When I was a kid at first I didn’t own the original Doom and I got Duke Nukem 3D several years later and this game was the closest to Doom I could play…and it was really good back then! I used to play also a lot of flight simulators and B-17 was one of them (being the other Falcon 3.0 and EF2000) but if I have to talk about game I REALLY played endlessly I have to cite Big Red Racing, B.C. Racers and Beneath a Steel Sky.

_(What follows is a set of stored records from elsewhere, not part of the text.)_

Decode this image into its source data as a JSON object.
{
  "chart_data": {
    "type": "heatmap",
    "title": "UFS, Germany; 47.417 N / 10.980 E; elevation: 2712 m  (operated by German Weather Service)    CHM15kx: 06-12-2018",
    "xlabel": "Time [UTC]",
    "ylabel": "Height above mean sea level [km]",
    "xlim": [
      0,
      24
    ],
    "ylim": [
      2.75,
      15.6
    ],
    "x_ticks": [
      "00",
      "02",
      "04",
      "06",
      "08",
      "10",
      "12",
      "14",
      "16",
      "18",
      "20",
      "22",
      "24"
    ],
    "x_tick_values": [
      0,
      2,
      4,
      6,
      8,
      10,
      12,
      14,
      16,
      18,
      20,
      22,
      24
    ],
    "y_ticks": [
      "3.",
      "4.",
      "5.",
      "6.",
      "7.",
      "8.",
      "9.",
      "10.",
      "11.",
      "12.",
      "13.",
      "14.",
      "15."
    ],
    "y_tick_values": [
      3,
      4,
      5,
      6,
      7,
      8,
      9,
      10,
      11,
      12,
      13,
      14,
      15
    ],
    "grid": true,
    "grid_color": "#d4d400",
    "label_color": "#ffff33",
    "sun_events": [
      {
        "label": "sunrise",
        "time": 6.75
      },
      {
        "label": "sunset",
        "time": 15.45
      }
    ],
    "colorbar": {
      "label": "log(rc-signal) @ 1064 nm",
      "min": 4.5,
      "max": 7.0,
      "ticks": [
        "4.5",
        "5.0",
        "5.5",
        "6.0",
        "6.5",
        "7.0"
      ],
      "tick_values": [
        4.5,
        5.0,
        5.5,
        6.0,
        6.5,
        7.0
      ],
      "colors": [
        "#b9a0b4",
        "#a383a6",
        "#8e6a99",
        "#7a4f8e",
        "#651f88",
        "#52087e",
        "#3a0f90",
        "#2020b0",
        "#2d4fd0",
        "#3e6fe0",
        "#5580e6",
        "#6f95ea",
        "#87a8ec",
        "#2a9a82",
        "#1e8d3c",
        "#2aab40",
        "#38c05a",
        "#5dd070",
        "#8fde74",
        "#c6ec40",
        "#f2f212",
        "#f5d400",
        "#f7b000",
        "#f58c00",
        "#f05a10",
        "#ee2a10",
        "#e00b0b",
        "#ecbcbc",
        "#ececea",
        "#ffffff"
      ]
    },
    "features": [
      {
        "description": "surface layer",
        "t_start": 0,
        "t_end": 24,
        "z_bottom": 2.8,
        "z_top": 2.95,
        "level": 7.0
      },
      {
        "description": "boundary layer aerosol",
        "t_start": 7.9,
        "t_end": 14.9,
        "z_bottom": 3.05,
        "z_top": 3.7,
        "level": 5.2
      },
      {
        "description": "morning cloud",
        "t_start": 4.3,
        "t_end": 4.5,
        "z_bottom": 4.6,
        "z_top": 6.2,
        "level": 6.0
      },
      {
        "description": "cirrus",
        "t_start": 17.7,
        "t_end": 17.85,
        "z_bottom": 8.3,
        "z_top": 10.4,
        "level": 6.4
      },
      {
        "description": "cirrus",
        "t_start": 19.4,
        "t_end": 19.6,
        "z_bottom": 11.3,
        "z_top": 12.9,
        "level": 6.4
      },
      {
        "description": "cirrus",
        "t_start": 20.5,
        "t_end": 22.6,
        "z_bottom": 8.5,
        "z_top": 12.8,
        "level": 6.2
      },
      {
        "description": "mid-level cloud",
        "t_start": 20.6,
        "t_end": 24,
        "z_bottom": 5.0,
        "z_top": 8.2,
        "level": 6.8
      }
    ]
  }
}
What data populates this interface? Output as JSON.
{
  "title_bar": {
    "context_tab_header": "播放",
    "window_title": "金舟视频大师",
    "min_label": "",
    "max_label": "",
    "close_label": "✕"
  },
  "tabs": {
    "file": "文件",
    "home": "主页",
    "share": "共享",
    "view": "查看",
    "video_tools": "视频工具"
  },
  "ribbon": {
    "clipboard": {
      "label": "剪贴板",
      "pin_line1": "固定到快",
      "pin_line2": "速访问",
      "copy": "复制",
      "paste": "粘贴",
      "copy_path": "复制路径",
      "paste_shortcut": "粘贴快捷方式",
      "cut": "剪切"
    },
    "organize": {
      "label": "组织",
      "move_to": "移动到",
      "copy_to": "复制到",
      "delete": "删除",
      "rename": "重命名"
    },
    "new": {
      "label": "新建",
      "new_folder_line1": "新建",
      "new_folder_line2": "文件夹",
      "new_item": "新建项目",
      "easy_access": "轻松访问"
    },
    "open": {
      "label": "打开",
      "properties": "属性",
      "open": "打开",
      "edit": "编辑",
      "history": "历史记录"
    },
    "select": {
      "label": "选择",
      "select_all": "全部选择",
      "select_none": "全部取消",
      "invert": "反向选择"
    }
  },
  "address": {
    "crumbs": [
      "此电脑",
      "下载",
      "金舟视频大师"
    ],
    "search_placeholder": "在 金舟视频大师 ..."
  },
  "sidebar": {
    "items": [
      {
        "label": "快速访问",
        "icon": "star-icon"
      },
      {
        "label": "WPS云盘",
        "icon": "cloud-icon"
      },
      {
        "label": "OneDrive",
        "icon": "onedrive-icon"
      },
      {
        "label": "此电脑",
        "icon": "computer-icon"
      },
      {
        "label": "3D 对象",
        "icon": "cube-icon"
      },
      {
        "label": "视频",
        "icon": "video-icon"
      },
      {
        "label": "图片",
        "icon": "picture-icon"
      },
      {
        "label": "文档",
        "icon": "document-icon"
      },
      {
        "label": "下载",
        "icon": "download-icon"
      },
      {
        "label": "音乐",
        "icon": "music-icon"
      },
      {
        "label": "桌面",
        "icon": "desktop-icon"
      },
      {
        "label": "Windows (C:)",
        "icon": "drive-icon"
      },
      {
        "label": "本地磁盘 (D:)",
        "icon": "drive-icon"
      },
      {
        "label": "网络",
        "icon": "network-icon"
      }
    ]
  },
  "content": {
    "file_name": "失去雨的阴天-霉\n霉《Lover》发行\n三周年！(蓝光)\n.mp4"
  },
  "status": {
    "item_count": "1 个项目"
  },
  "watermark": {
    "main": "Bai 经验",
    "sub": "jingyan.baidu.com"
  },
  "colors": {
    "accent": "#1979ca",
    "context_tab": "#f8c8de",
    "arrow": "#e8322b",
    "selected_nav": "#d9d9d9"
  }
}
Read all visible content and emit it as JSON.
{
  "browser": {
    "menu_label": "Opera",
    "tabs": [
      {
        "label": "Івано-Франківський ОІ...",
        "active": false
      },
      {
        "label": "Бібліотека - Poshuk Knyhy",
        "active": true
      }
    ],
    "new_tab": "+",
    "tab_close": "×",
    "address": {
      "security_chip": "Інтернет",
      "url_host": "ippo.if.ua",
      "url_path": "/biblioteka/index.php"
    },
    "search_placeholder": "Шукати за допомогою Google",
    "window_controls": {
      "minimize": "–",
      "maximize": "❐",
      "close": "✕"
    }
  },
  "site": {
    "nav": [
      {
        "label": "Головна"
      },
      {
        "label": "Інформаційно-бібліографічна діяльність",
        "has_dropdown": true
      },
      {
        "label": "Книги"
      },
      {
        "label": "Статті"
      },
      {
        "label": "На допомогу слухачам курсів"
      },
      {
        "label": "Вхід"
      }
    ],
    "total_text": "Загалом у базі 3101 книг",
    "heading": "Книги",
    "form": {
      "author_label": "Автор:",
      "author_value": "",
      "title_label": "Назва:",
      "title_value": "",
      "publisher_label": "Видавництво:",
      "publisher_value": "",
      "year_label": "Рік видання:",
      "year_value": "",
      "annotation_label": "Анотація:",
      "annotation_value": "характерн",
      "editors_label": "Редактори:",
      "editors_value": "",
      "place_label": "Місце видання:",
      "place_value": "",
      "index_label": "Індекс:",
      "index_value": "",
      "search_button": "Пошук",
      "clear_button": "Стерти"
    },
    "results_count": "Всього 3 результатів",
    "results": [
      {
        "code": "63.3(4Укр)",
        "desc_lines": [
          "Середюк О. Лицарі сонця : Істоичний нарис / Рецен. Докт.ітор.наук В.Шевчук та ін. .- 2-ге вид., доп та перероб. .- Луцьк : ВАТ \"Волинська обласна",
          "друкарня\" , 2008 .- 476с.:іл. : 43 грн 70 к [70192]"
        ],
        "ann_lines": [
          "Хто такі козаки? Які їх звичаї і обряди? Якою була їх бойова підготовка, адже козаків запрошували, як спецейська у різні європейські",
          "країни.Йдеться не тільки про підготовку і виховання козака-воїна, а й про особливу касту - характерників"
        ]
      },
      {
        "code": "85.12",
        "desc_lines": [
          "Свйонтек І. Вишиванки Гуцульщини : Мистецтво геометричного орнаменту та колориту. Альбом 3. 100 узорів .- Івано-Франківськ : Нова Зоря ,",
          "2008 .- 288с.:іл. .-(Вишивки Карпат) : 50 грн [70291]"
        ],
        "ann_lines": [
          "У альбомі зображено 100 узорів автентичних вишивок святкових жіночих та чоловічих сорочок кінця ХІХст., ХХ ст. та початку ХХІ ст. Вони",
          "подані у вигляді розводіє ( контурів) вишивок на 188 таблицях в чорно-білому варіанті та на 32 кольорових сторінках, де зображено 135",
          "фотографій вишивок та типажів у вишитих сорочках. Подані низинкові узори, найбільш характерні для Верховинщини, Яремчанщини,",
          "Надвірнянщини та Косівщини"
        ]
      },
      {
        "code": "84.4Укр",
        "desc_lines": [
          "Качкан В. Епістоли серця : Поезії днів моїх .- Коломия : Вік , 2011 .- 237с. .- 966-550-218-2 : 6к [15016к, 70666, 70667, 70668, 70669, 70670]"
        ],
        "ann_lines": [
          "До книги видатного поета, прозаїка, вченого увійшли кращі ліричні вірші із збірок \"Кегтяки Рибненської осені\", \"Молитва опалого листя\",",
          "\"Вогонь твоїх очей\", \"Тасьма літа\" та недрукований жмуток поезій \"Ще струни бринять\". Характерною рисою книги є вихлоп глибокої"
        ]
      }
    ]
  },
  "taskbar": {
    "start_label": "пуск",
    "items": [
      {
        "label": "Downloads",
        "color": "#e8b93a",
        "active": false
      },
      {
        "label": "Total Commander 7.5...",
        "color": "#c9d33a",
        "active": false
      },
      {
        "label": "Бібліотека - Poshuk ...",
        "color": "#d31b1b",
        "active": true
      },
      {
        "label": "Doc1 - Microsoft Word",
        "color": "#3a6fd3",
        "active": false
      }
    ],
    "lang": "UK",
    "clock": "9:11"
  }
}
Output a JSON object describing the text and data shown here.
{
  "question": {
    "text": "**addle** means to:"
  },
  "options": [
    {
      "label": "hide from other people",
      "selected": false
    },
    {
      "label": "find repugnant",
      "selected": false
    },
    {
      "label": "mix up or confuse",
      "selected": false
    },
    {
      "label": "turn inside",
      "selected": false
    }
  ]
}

While Big Red Racing and B.C. Racers are those kind of games that can be picked up and play since they’re easy to un derstand with and they’re always fun (especially if you have the sound turned on…), Beneath a Steel Sky is a great graphic adventure that unfortunately I still haven’t completed and is one of the few non-LucasArts point-and-click I really enjoyed (being one of the others Lure of the Temptress).
The game is set in a dystopian and cyberpunk future that bears some resemblance to the immortal masterpiece Metropolis by Fritz Lang and probably this is the reason why in the late Noughties I started to appreciate it even more, since I had started to explore Fritz Lang filmography.